Friday, November 18, 2011

"Wicked" Author interview

Author Gregory Maguire talks about final "Wicked" novel

Gregory Maguire.
By Barrie Brett
Posted Nov 18, 2011

Many of us have read “The Wizard of Oz,” perhaps learning to love Dorothy, Tin Man, Scarecrow or Lion. Perhaps not many of us have asked ourselves one question, “Why is it that the Wicked Witch flying around on her broom is so cruel?” Concord author Gregory Maguire has not only thought about that question, he has written stories for adults and children’s books delving into just such unanswered questions.

“I write to help myself understand what I think. Once I knew I was going to write about the nature of evil, I got clues to understanding the why and how a character appears evil. I see my novel as an exploration, a retelling of a story and not a contradiction.”

His book, “Wicked, The Life and Times of the Wicked Witch of the West,” was developed into an award-winning musical, now in its eighth year on Broadway. Gregory received his Ph.D. in English and American literature from Tufts University, is co-director of Children’s Literature New England and his more than 25 popular books have been read and enjoyed by both adults and children. He and his husband, artist, Andy Newman, and their three children love living in this community.

Your newly published book, “Out of Oz,” is the fourth and final book in the “Wicked” series. How do you feel about that, and what advice do you have for young writers?

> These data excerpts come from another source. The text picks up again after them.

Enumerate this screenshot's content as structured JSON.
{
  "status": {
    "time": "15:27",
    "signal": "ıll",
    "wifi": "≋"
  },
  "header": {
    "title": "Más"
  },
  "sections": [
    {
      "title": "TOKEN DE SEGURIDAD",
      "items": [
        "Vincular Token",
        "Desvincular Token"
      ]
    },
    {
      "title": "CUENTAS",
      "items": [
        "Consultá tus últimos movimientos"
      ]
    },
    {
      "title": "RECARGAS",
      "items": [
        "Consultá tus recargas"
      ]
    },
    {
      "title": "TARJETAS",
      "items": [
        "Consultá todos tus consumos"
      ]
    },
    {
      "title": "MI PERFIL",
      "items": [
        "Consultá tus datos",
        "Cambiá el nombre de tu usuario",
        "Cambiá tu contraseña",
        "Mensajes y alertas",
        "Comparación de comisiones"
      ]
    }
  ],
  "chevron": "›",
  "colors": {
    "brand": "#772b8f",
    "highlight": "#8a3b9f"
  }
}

Finishing “Out of Oz” is a feeling similar to that of sending your children off to college; they’re on their own now, they are free. I knew I had to explore the green-skinned grandbaby born to Elphaba and tell the story of what happens to her as a young girl. It’s bitter sweet. Writing and reading are privileged experiences. I love the possibilities of sending a message out to the future. Perhaps in a way, writing is a vessel for the spirit of my birth mom. We all feel alone and are receiving messages daily from generations passed. When I read writers whose convictions I may share, I am rewarded with the feeling that I am not alone. I would suggest that young writers keep a journal, written by hand. With “tweeting” now, people can forget what it is to think. Writing by hand may be slower and more challenging but for me this process is my teacher. I wish that same learning experience for young writers. And I wish that they too can feel as I do. I’m already living over the rainbow."